The second time I fell off the cliff was in February/March/April of 2018. My mom had been in the hospital since December 8th of 2017. I had a massive panic attack on Valentines of that year and I never really came back from it. I low grade panicked through March with one late night ER visit to boot, a whole lot of visits to a pulminologist for the breathlessness I was experiencing, going on a steroid inhaler that burned my throat and esphogas from the top while GERD was burning up from the bottom. April found me a mess, freaking out at body cues that were harmless but felt massive, a panic attack the night before Easter which pushed to me stop all inhaler and start an antidepressant that eventually helped to calm everything down. But the emotional effects of 2015 and 2018, the bewilderment at my body no longer feeling safe or understandable - those feelings stayed with me until last week when I EMDRed that moment of my mom coming out of her surgery.
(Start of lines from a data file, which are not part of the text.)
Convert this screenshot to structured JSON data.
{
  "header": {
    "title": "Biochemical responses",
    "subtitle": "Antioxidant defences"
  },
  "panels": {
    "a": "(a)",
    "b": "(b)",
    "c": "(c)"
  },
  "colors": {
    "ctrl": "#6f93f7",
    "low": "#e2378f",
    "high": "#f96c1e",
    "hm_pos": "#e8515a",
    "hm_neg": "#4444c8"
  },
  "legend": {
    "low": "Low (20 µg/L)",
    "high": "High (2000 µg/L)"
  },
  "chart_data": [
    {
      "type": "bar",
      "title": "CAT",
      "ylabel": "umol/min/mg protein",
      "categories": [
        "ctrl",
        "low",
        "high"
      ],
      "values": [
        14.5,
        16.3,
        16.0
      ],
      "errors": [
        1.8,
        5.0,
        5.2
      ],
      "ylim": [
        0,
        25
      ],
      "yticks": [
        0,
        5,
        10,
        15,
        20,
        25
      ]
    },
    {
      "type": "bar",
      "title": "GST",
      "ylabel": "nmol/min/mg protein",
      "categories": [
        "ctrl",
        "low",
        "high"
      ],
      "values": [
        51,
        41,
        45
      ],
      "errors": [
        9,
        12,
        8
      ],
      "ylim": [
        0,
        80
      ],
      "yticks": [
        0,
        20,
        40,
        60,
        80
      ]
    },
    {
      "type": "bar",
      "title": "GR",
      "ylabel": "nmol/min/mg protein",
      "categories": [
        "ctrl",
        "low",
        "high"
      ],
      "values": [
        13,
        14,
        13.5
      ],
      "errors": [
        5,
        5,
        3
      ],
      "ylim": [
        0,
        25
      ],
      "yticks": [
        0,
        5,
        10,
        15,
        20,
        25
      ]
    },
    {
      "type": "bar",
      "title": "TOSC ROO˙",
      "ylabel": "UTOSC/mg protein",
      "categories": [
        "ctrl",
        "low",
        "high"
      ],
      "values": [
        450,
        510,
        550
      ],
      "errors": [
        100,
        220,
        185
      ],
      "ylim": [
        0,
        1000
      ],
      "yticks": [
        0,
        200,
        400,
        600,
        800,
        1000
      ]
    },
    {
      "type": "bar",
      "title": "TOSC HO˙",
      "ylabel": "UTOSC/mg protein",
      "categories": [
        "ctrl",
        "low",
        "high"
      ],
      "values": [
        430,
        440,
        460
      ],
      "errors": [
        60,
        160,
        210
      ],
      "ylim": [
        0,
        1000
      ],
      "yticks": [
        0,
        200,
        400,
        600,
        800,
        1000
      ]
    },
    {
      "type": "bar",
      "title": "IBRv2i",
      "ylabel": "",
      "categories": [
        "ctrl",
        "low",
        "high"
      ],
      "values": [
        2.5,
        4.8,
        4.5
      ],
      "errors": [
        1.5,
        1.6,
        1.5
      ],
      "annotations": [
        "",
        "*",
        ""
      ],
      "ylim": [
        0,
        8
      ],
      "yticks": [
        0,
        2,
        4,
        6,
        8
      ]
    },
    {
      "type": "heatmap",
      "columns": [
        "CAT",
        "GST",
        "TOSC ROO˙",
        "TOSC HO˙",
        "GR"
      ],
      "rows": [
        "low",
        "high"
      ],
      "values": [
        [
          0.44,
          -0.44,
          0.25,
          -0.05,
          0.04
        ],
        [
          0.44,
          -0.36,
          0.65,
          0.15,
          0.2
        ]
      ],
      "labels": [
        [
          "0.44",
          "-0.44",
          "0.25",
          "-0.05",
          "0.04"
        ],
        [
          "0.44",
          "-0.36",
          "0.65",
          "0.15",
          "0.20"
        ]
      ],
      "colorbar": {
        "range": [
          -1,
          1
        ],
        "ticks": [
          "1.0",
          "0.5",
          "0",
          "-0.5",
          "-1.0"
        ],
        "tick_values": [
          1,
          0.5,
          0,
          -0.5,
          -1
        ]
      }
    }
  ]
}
It went back to 1984 and my grandpa's stroke, death 6 weeks later, Christmas 2 days after he died, funeral (my first ever death experience and first funeral experience and speaking experience (I wrote a poem that I couldn't get through and needed a sibling to come up half way through to help me finish) I learned a lot about emotion during that time and I now believe it was when I started to stuff my feelings down. It was also not just a loss of my grandpa (who, honestly, I didn't really know well and only had limited interaction with. I spent a lot more time with my grandma, and it was her loss that really defined that time, because she was never the same after his death.) I lost both of them in one swoop.

I've sat through 9 months of therapy. I've had some sniffly appointments, I've left and cried a bit. I've talked about one-off sexual assualt, grooming behaviors, sustained mental abuse from gymnastics, the death of both of my parents, sustained sexual aggravation, and other hard things. But I ugly cried in this visit for the very first time.

Another big boulder has been forced free. The energy behind it keeps surprising me. I've thought for days about the things that happened in my life that I stuffed feelings down in. I wasn't allowed to grieve or feel anything hard.

The only safe outlet I had was in story. Books were my safe haven. I could feel all the feels and learn about others emotion and how they handled it. I could see how a character could struggle and find redemption in pages, even if I never had any in real life.

Thank the universe for books. Stories. Movies and podcasts. Memoirs. Gandalf and Harry and Dumbledore. Harriet from Skating Shoes, Gloria from No Flying in the House, Benny from Circle of Friends, all the girls in All of a Kind Family, Posy in Dancing Shoes (or was it Ballet Shoes?), terrible Cathy from Flowers in the Attic, and especially Leah, Ada, and Rachel from Poisonwood Bible.

I'm going to end with the plea - do your work. It's messy and it breaks your heart but you can survive. And you can understand why things are and why they have happened. This piece right here - knowing this truth about when I learned to really stuff my feelings down and disassociate from them - helps me with processing again my panic attack on the freeway. It helps me think about the deaths of my parents. It reveals the many events in my life that I didn't really grieve or feel or question because there was no space for feelings. It shows me why I was so secretive in my pursuits as a teenager, and why I never told my mom anything about my marriage or life.